Ligue também para a Biblioteca Nacional, em Florença, e veja se podem
informar onde encontrar Guido Valente em Washington. Se ele estiver nos
Estados Unidos, gostaria que também comparecesse à inauguração.
— Vai chamar Gisela?
— Claro. Mas ela ainda não sabe.
— É melhor definir tudo com as outras mulheres antes de Gisela
chegar aí, Max. Ela é devotada a você, mas se o pegar olhando para outra
mulher vai descobrir que tem olhos de esmeralda e serpentes nos cabelos!
— Não esquecerei. — Mather soltou uma risada. — Obrigado pela
ajuda. Ficarei em contato.
Ele ligou em seguida para Henri Berchmans e falou da indiscrição de
Seldes. Berchmans praguejou, furioso. Mather acrescentou alguns
comentários:
— Palombini enviou-lhe um telegrama, dizendo para tratar de tudo só
por meu intermédio. Se eu ligar para ele, sei que perderei o controle e lhe
darei uma desculpa para me despedir. Não preciso do dinheiro, mas minha
posição na Belvedere é útil para todos nós neste momento. Útil para Seldes
também, só que ele é estúpido demais para perceber.
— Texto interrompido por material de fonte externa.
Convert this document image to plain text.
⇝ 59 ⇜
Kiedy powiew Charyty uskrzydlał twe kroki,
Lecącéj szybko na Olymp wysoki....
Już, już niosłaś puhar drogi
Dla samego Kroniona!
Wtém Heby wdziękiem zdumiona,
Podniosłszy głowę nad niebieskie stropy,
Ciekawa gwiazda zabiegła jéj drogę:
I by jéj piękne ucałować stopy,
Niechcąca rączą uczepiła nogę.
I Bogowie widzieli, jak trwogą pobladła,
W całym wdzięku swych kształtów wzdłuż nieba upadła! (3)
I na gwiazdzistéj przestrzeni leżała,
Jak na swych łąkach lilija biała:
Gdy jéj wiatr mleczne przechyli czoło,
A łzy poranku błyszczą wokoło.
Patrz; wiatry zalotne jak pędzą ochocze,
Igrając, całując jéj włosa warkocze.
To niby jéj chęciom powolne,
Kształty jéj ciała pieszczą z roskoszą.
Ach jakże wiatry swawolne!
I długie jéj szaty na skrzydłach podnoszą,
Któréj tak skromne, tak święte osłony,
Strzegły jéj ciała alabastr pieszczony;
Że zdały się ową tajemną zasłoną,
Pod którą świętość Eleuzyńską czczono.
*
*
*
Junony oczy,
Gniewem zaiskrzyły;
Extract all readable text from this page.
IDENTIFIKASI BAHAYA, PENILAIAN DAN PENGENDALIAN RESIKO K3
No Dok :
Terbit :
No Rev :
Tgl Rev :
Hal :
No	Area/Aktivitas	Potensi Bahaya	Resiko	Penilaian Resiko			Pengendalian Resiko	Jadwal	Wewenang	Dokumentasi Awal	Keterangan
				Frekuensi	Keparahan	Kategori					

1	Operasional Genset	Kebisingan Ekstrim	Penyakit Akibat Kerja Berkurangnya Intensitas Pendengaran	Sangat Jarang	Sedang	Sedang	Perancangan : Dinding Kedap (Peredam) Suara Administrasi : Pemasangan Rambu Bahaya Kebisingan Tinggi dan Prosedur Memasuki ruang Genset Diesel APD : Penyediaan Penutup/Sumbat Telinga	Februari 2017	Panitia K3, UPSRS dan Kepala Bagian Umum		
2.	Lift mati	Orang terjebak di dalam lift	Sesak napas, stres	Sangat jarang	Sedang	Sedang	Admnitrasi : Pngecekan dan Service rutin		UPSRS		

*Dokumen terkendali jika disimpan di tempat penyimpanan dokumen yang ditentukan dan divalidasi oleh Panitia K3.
— Deixe-me ver se consigo explicar a ele. — Berchmans estava
controlado e suave. — Aquela ocasião... aquele negócio que discutimos.
Teria alguma objeção em lhe dar uma participação... algo para contentar
sua vaidade ferida?
— Absolutamente nenhuma. Contanto que ele faça o que lhe
mandarem.
— Deixe-me conversar com ele, convencê-lo a consentir em fazer o
que for pedido.
— Estou reprovado. — Mather soltou uma risada curta e amarga. —
Mas obrigado, Henri.
— É novo neste negócio. — Berchmans se mostrava tolerante como
um mestre-escola. — E sofre dos nervos da estreia.